Milford Daily News: Campaign promotes bicycle awareness, safety
By David Riley/Daily News staff
Milford Daily News
Posted May 17, 2010 @ 12:03 AM
In a decade bicycling up to 100 miles a week around his Wayland home, Rick Cohen figures 95 percent of the drivers and cyclists he’s encountered have been respectful and safe.
It’s the other 5 percent that can give a bad name to either mode of transit – the drivers who roar past bikes a few inches away, the cyclists who breeze through red lights.
A statewide bicycling association launched a new public awareness campaign last week in hopes of making both sides more aware of the role bicycles play on the road. To Cohen, it sounds like the best bet to reduce rocky – even dangerous – encounters between motor and pedal power.
“I think, really, awareness is the best way to go, and the acceptance that we both share the roads,” said Cohen, 52, a triathlete.
The Mass. Bicycle Coalition, or MassBike, started its initiative – “Same Roads, Same Rules” – with support from the state’s transportation, public safety and recreation agencies.
“The whole idea of the campaign is to give people some key information about safe biking and safe driving around bicyclists, and not so much say, ‘Follow the rules because it’s the law,”‘ said David Watson, MassBike’s executive director. “It’s more, ‘Do it because it’s common sense.’ It’s a way to keep each other safe.”
The campaign comes after two serious accidents between cars and bikes in Natick – one late last year and another in January, when 35-year-old Colin Fitzpatrick Alloyius D’Aguiar was killed.
The campaign also coincides with Bay State Bike Week – today through Friday – and a series of bicycling events planned statewide. Its centerpiece is a website, www.sameroadssamerules.org, with tips for motorists and bicyclists alike, and a section dispelling common myths.
For drivers, for example, the site notes cyclists have the right to ride in the road, and warns against the “right hook,” when a car makes a sudden right turn across a bike’s path.
For cyclists, the site urges not to ride against the flow of traffic or alongside one another if cars cannot pass safely, among other tips.
The Mass. Department of Transportation and Registry of Motor Vehicles are featuring the campaign on their websites and displaying information at RMV branches.
MassBike is handing out spoke cards with tips for bikes on one side and drivers on the other, while also sending out street teams to talk to people, Watson said. The RMV will hand out materials, too.
MassBike kicked off the campaign after carrying out a survey that found a surge in commuter and recreational bicycling, Watson said. Of about 1,800 responses, 65 percent of respondents said they both rode and drove, he said.
It’s clear “bicyclists by and large know what they ought to be doing, but are making decisions to do something else because either they feel it’s inconvenient or they feel it’s unsafe to follow the rules,” Watson said.
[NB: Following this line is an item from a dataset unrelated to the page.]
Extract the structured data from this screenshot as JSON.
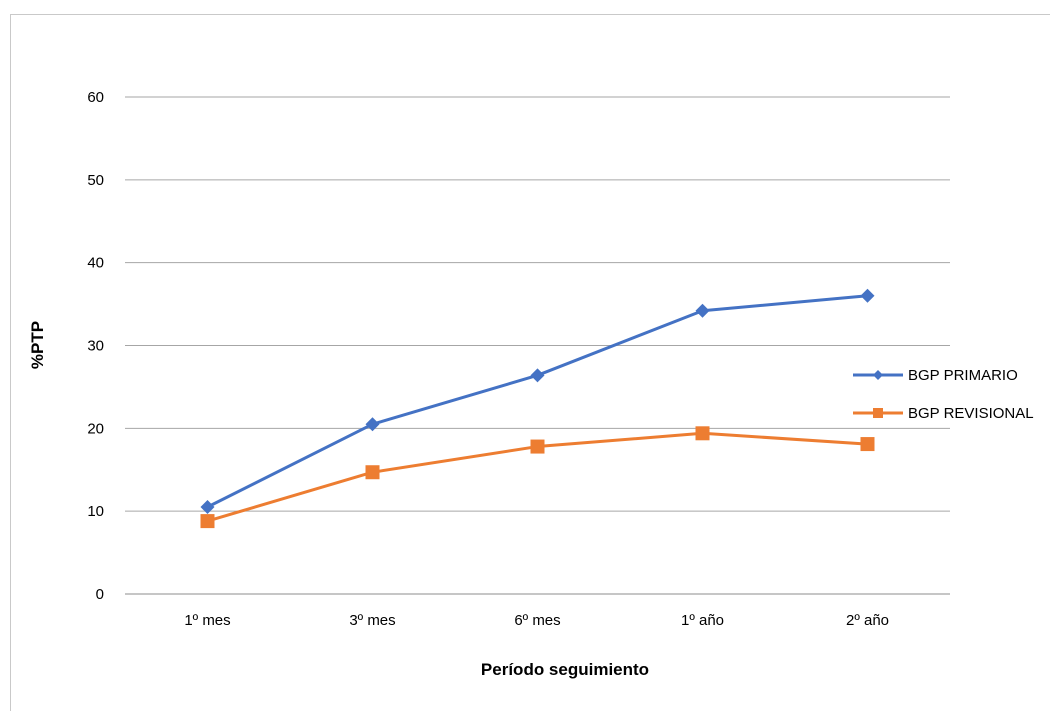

“At the same time, many motorists, the majority of motorists, have no idea what the rules are or how they’re supposed to interact with bicyclists,” he said.
Watson said while he understands cyclists disagree about the safest ways to ride, following a common set of rules will make interactions between cars and bikes more predictable.
Several local cyclists agreed, seeing fault on both sides.
Len Svitenko, 34, of Northborough, often commutes a little more than 10 miles each way to his job at Staples in Framingham, mostly pedaling along Rte. 30. For the most part, drivers give him plenty of space.
One motorist called him a four-letter word, but that happens among drivers, too, he said.
It troubles him to see cyclists riding side-by-side on narrow roads in the area. Svitenko said cyclists need to respect drivers if they want respect in return.
“If we all obey the same rules and pretend like a car is a bike and a bike is a car, people would be a lot less upset,” he said. “It’s a mutual understanding, it’s mutual respect, and both sides should try to find a common ground.”
Jeff Johnston, owner of Milford Bicycle, said he sees discourtesy on both sides. Drivers who text and drive worry him, and he’s encountered motorists who honked and told him to get off the road. At the same time, he sees cyclists in dark clothes, without helmets.
“I think it certainly could help,” he said of MassBike’s campaign. “You’re going to see more and more cyclists, and I think people are going to become more and more aware anyhow. I think it can’t hurt.”
Henry Trujillo, 51, of Hopkinton, who rides recreationally, said he’s a fan of the “three feet please” campaign, which asks drivers to give cyclists three feet of space when passing. That also allows cyclists to avoid hazards on the side of the road without weaving into traffic, he said.